A new paper has discovered that while we're asleep, the ability to detect sounds or to identify them gets switched off, and it may help us understand how our brains dream.
It's difficult to do a good job of mapping living organisms while awake and asleep. Few of us would want electrodes implanted in our skulls during our day-to-day activities but here the team took advantage of medical research being conducted on epilepsy patients.
"We were able to utilize a special medical technique in which electrodes were placed in the brains of epilepsy patients, monitoring activity in various parts of their brain for diagnosis and treatment," according to Tel Aviv University in Israel.
"The patients volunteered to assist in studying the brain's response to auditory stimulation in wakefulness versus sleep."

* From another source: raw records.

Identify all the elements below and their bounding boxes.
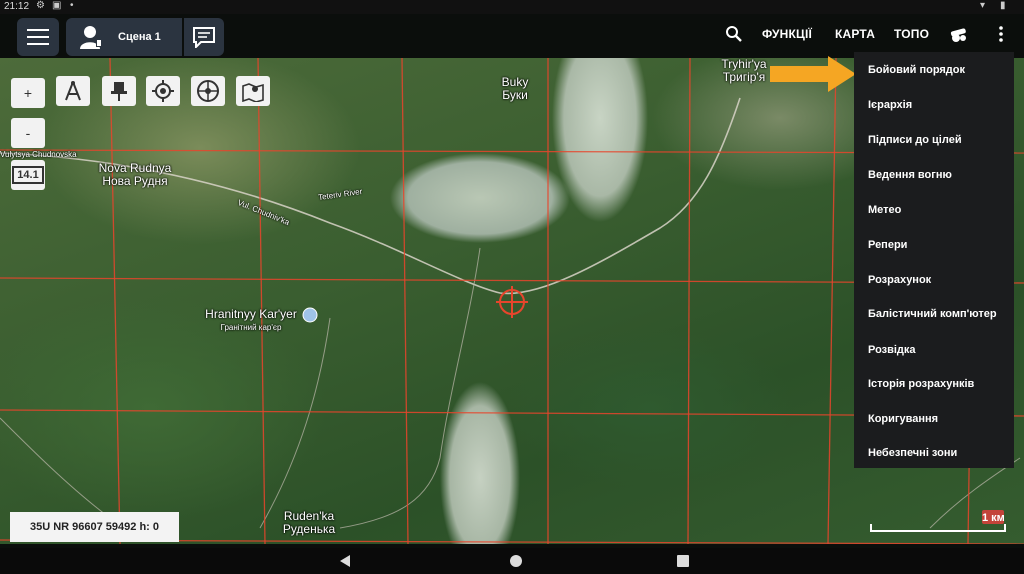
road-east: [929, 457, 1021, 529]
recents-icon[interactable]: [676, 554, 690, 568]
more-vert-icon[interactable]: [997, 25, 1005, 43]
menu-item-ballistic-computer[interactable]: Балістичний комп'ютер: [868, 308, 997, 320]
image-icon: ▣: [52, 0, 62, 11]
place-label-rudenka: Ruden'ka Руденька: [274, 510, 344, 536]
zoom-in-button[interactable]: +: [11, 78, 45, 108]
scale-line: [870, 530, 1006, 532]
scene-button[interactable]: Сцена 1: [66, 18, 182, 56]
menu-item-calculation[interactable]: Розрахунок: [868, 274, 931, 286]
back-icon[interactable]: [338, 554, 352, 568]
place-label-buky: Buky Буки: [490, 76, 540, 102]
search-icon[interactable]: [725, 25, 743, 43]
measure-button[interactable]: [56, 76, 90, 106]
menu-item-correction[interactable]: Коригування: [868, 413, 938, 425]
ruler-compass-icon: [65, 81, 81, 101]
battery-icon: ▮: [1000, 0, 1006, 11]
menu-item-reconnaissance[interactable]: Розвідка: [868, 344, 916, 356]
menu-item-danger-zones[interactable]: Небезпечні зони: [868, 447, 957, 459]
status-time: 21:12: [4, 1, 30, 12]
menu-item-hierarchy[interactable]: Ієрархія: [868, 99, 912, 111]
place-name-cyrillic: Буки: [502, 88, 528, 102]
place-label-nova-rudnya: Nova Rudnya Нова Рудня: [90, 162, 180, 188]
gear-icon: ⚙: [36, 0, 45, 11]
chat-button[interactable]: [184, 18, 224, 56]
arrow-annotation-icon: [770, 56, 856, 92]
menu-button[interactable]: [17, 18, 59, 56]
road-secondary: [259, 317, 331, 529]
user-icon: [80, 26, 102, 49]
coordinates-readout: 35U NR 96607 59492 h: 0: [10, 512, 179, 542]
map-icon: [242, 83, 264, 102]
menu-icon: [27, 29, 49, 31]
place-name-cyrillic: Нова Рудня: [102, 174, 168, 188]
wifi-icon: ▾: [980, 0, 986, 11]
nav-topo[interactable]: ТОПО: [894, 27, 929, 41]
nav-map[interactable]: КАРТА: [835, 27, 875, 41]
menu-item-battle-order[interactable]: Бойовий порядок: [868, 64, 965, 76]
zoom-level-button[interactable]: 14.1: [11, 160, 45, 190]
status-bar: 21:12 ⚙ ▣ • ▾ ▮: [0, 0, 1024, 14]
pin-button[interactable]: [102, 76, 136, 106]
home-icon[interactable]: [509, 554, 523, 568]
street-label-1: Vulytsya Chudnovska: [0, 150, 77, 159]
place-name-cyrillic: Руденька: [282, 522, 336, 536]
road-south: [339, 247, 481, 529]
locate-icon: [152, 80, 174, 102]
menu-item-benchmarks[interactable]: Репери: [868, 239, 907, 251]
functions-dropdown: Бойовий порядок Ієрархія Підписи до ціле…: [854, 52, 1014, 468]
place-label-quarry: Hranitnyy Kar'yer Гранітний кар'єр: [196, 308, 306, 334]
zoom-level: 14.1: [12, 166, 44, 184]
system-nav-bar: [0, 548, 1024, 574]
map-pin-button[interactable]: [236, 76, 270, 106]
menu-item-fire-control[interactable]: Ведення вогню: [868, 169, 952, 181]
zoom-out-button[interactable]: -: [11, 118, 45, 148]
pin-icon: [111, 82, 127, 101]
menu-item-calculation-history[interactable]: Історія розрахунків: [868, 378, 974, 390]
zoom-out-label: -: [25, 125, 31, 141]
scale-label: 1 км: [982, 512, 1005, 524]
dot-icon: •: [70, 0, 74, 11]
menu-item-target-labels[interactable]: Підписи до цілей: [868, 134, 962, 146]
zoom-in-label: +: [23, 85, 33, 101]
place-name-latin: Hranitnyy Kar'yer: [205, 307, 297, 321]
place-label-tryhiria: Tryhir'ya Тригір'я: [712, 58, 776, 84]
menu-item-meteo[interactable]: Метео: [868, 204, 901, 216]
cannon-icon[interactable]: [948, 27, 970, 43]
compass-icon: [197, 80, 219, 102]
chat-icon: [193, 27, 215, 48]
place-name-cyrillic: Гранітний кар'єр: [220, 323, 282, 332]
locate-button[interactable]: [146, 76, 180, 106]
compass-button[interactable]: [191, 76, 225, 106]
nav-functions[interactable]: ФУНКЦІЇ: [762, 27, 812, 41]
road-west: [0, 417, 111, 519]
place-name-cyrillic: Тригір'я: [722, 70, 766, 84]
crosshair-icon[interactable]: [496, 286, 528, 318]
scene-label: Сцена 1: [118, 31, 161, 43]
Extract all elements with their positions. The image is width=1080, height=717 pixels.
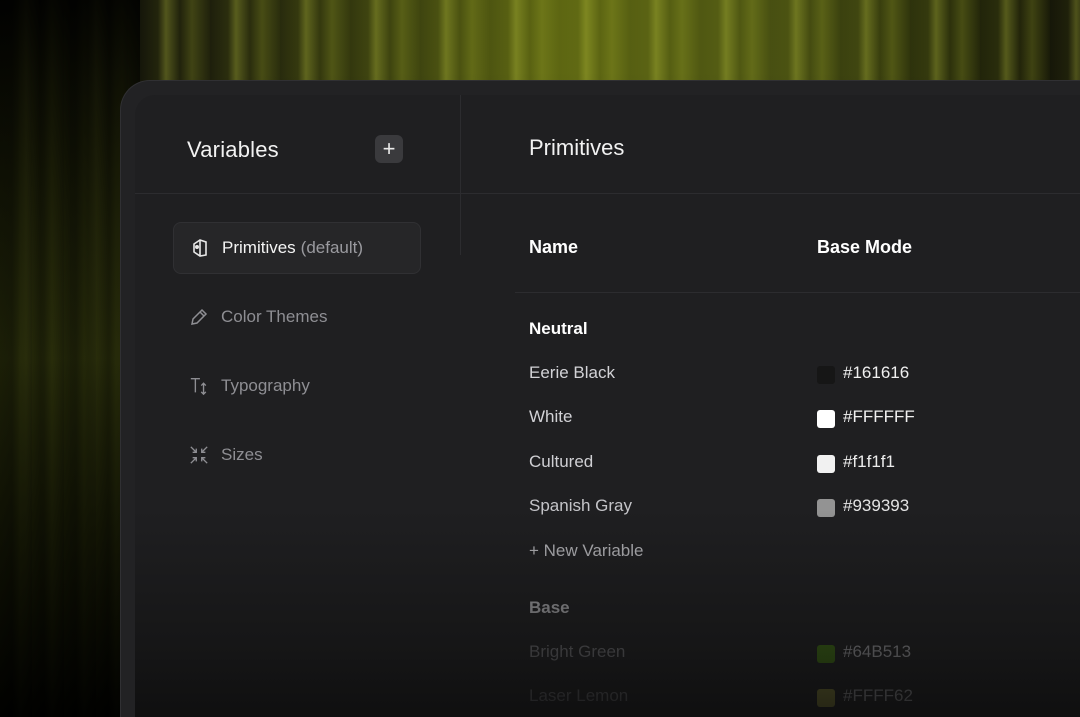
app-window: Variables + Primitives (default) Color T… <box>120 80 1080 717</box>
column-header-name: Name <box>529 237 579 257</box>
color-swatch[interactable] <box>817 689 835 707</box>
table-row[interactable]: Spanish Gray #939393 <box>529 496 1080 522</box>
text-size-icon <box>189 376 209 396</box>
sidebar-item-typography[interactable]: Typography <box>173 360 421 412</box>
tag-icon <box>190 238 210 258</box>
sidebar-item-primitives[interactable]: Primitives (default) <box>173 222 421 274</box>
color-swatch[interactable] <box>817 410 835 428</box>
glow-background-left <box>0 0 140 717</box>
column-header-base-mode: Base Mode <box>817 237 913 257</box>
shrink-arrows-icon <box>189 445 209 465</box>
table-row[interactable]: Bright Green #64B513 <box>529 642 1080 668</box>
variable-value: #939393 <box>843 496 910 515</box>
sidebar-item-color-themes[interactable]: Color Themes <box>173 291 421 343</box>
table-header: Name Base Mode <box>515 225 1080 293</box>
table-row[interactable]: Eerie Black #161616 <box>529 363 1080 389</box>
sidebar-item-label: Color Themes <box>221 307 328 326</box>
variable-value: #f1f1f1 <box>843 452 895 471</box>
sidebar-item-label: Typography <box>221 376 310 395</box>
group-title-neutral: Neutral <box>529 319 588 338</box>
variable-value: #FFFF62 <box>843 686 913 705</box>
sidebar-item-sizes[interactable]: Sizes <box>173 429 421 481</box>
add-collection-button[interactable]: + <box>375 135 403 163</box>
group-title-base: Base <box>529 598 570 617</box>
sidebar-item-label: Sizes <box>221 445 263 464</box>
main-header: Primitives <box>461 95 1080 194</box>
app-panel: Variables + Primitives (default) Color T… <box>135 95 1080 717</box>
sidebar: Variables + Primitives (default) Color T… <box>135 95 461 717</box>
page-title: Primitives <box>529 135 625 160</box>
variable-name: Bright Green <box>529 642 626 661</box>
plus-icon: + <box>382 136 396 161</box>
sidebar-header: Variables + <box>135 95 461 194</box>
pencil-icon <box>189 307 209 327</box>
default-suffix: (default) <box>300 238 364 257</box>
sidebar-title: Variables <box>187 137 279 162</box>
color-swatch[interactable] <box>817 499 835 517</box>
variable-value: #FFFFFF <box>843 407 915 426</box>
table-row[interactable]: Laser Lemon #FFFF62 <box>529 686 1080 712</box>
sidebar-item-label: Primitives <box>222 238 296 257</box>
table-row[interactable]: Cultured #f1f1f1 <box>529 452 1080 478</box>
variable-name: Cultured <box>529 452 594 471</box>
variable-value: #161616 <box>843 363 910 382</box>
table-row[interactable]: White #FFFFFF <box>529 407 1080 433</box>
color-swatch[interactable] <box>817 366 835 384</box>
variable-name: Spanish Gray <box>529 496 632 515</box>
color-swatch[interactable] <box>817 645 835 663</box>
variable-name: White <box>529 407 573 426</box>
variable-name: Laser Lemon <box>529 686 629 705</box>
color-swatch[interactable] <box>817 455 835 473</box>
main-panel: Primitives Name Base Mode Neutral Eerie … <box>461 95 1080 717</box>
new-variable-button[interactable]: + New Variable <box>529 541 644 561</box>
variable-name: Eerie Black <box>529 363 615 382</box>
variable-value: #64B513 <box>843 642 912 661</box>
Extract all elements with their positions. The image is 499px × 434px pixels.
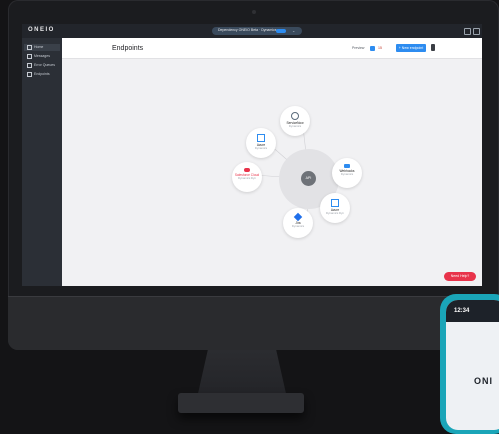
endpoint-node-subtitle: Dynamics Dyn bbox=[325, 211, 345, 215]
notifications-icon[interactable] bbox=[464, 28, 471, 35]
message-icon bbox=[27, 53, 32, 59]
user-icon[interactable] bbox=[473, 28, 480, 35]
endpoint-node-subtitle: Dynamics bbox=[254, 146, 268, 150]
sidebar-item-label: Endpoints bbox=[34, 72, 50, 76]
jira-icon bbox=[293, 212, 303, 222]
endpoint-node-azure-2[interactable]: Azure Dynamics Dyn bbox=[320, 193, 350, 223]
phone-time: 12:34 bbox=[454, 308, 470, 314]
connection-lines bbox=[254, 126, 356, 223]
endpoint-node-subtitle: Dynamics Dyn bbox=[237, 176, 257, 180]
dashboard-selector[interactable]: Dependency ONEIO Beta · Dynamics ⌄ bbox=[212, 27, 302, 35]
sidebar: Home Messages Error Queues Endpoints bbox=[22, 38, 62, 286]
sidebar-item-messages[interactable]: Messages bbox=[24, 53, 60, 60]
salesforce-icon bbox=[244, 168, 250, 172]
monitor-stand-base bbox=[178, 393, 304, 413]
sidebar-item-home[interactable]: Home bbox=[24, 44, 60, 51]
azure-icon bbox=[257, 134, 265, 142]
endpoint-node-subtitle: Dynamics bbox=[288, 124, 302, 128]
endpoint-node-servicenow[interactable]: ServiceNow Dynamics bbox=[280, 106, 310, 136]
endpoint-node-jira[interactable]: Jira Dynamics bbox=[283, 208, 313, 238]
sidebar-item-label: Messages bbox=[34, 54, 50, 58]
dashboard-title: Dependency ONEIO Beta · Dynamics bbox=[218, 28, 277, 32]
monitor-camera bbox=[252, 10, 256, 14]
endpoint-node-azure-1[interactable]: Azure Dynamics bbox=[246, 128, 276, 158]
sidebar-item-error-queues[interactable]: Error Queues bbox=[24, 62, 60, 69]
need-help-button[interactable]: Need Help? bbox=[444, 272, 476, 281]
error-icon bbox=[27, 62, 32, 68]
servicenow-icon bbox=[291, 112, 299, 120]
main-content: Endpoints Preview 15 + New endpoint API … bbox=[62, 38, 482, 286]
monitor-stand-neck bbox=[197, 350, 287, 398]
endpoint-node-webhooks[interactable]: Webhooks Dynamics bbox=[332, 158, 362, 188]
top-bar: ONEIO Dependency ONEIO Beta · Dynamics ⌄ bbox=[22, 24, 482, 38]
endpoints-icon bbox=[27, 71, 32, 77]
phone-logo: ONI bbox=[474, 376, 494, 386]
monitor-chin bbox=[8, 296, 499, 350]
endpoint-node-subtitle: Dynamics bbox=[291, 224, 305, 228]
sidebar-item-label: Home bbox=[34, 45, 44, 49]
chevron-down-icon: ⌄ bbox=[292, 28, 296, 33]
hub-node[interactable]: API bbox=[301, 171, 316, 186]
home-icon bbox=[27, 44, 32, 50]
endpoint-node-subtitle: Dynamics bbox=[340, 172, 354, 176]
app-screen: ONEIO Dependency ONEIO Beta · Dynamics ⌄… bbox=[22, 24, 482, 286]
endpoint-node-salesforce[interactable]: Salesforce Cloud Dynamics Dyn bbox=[232, 162, 262, 192]
sidebar-item-label: Error Queues bbox=[34, 63, 56, 67]
webhook-icon bbox=[344, 164, 350, 168]
azure-icon bbox=[331, 199, 339, 207]
oneio-logo: ONEIO bbox=[28, 27, 55, 33]
dashboard-badge bbox=[276, 29, 286, 33]
sidebar-item-endpoints[interactable]: Endpoints bbox=[24, 71, 60, 78]
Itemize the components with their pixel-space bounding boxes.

When patients were awake right down to individual neurons, the electrodes enabled the researchers to see the differences in the cerebral cortex response.
The researchers played a variety of sounds through speakers on the bedsides of volunteers for the purposes of the study. Over the course of eight years, data on over 700 neurons (about 50 per patient) was collected.
While the brain's response to sound remained largely switched on during sleep, there was an increase in the frequency of alpha-beta waves associated with attention and expectation. It appears incoming sounds are being studied, but not passed to the conscious.
This goes against previous belief: sound-related signals quickly deteriorate in the brain. In fact, they remain stronger and richer than we expected, only that there is a subtle difference in how they are processed while we're snoozing.
"In all but one feature, the strength of brain response during sleep was comparable to that observed during wakefulness," says the first author, neuroscientist Hanna Hayat from Tel Aviv University.
These alpha-beta waves (10-30Hz) are controlled by higher up in the brain this feedback (including whether or not sounds are new) helps our minds identify which sounds are important and should be listened to.
Patients who have been anesthetic have previously seen an increase in alpha-beta wave patterns, but this hasn't been seen while sleeping. Researchers describe it as a way of understanding the "fascinating mystery" of how the conscious brain differs from the unconscious brain.
This gives scientists a quantitative and reliable way of evaluating whether someone is really unconscious or not: during hospital visits, in comatose individuals, when checking for signs of dementia, and so on.
Nir adds, "Our findings have wide implications beyond this particular experiment." "We intend to investigate further the mechanisms responsible for this variation in future research."
The research has been published in Nature Neuroscience.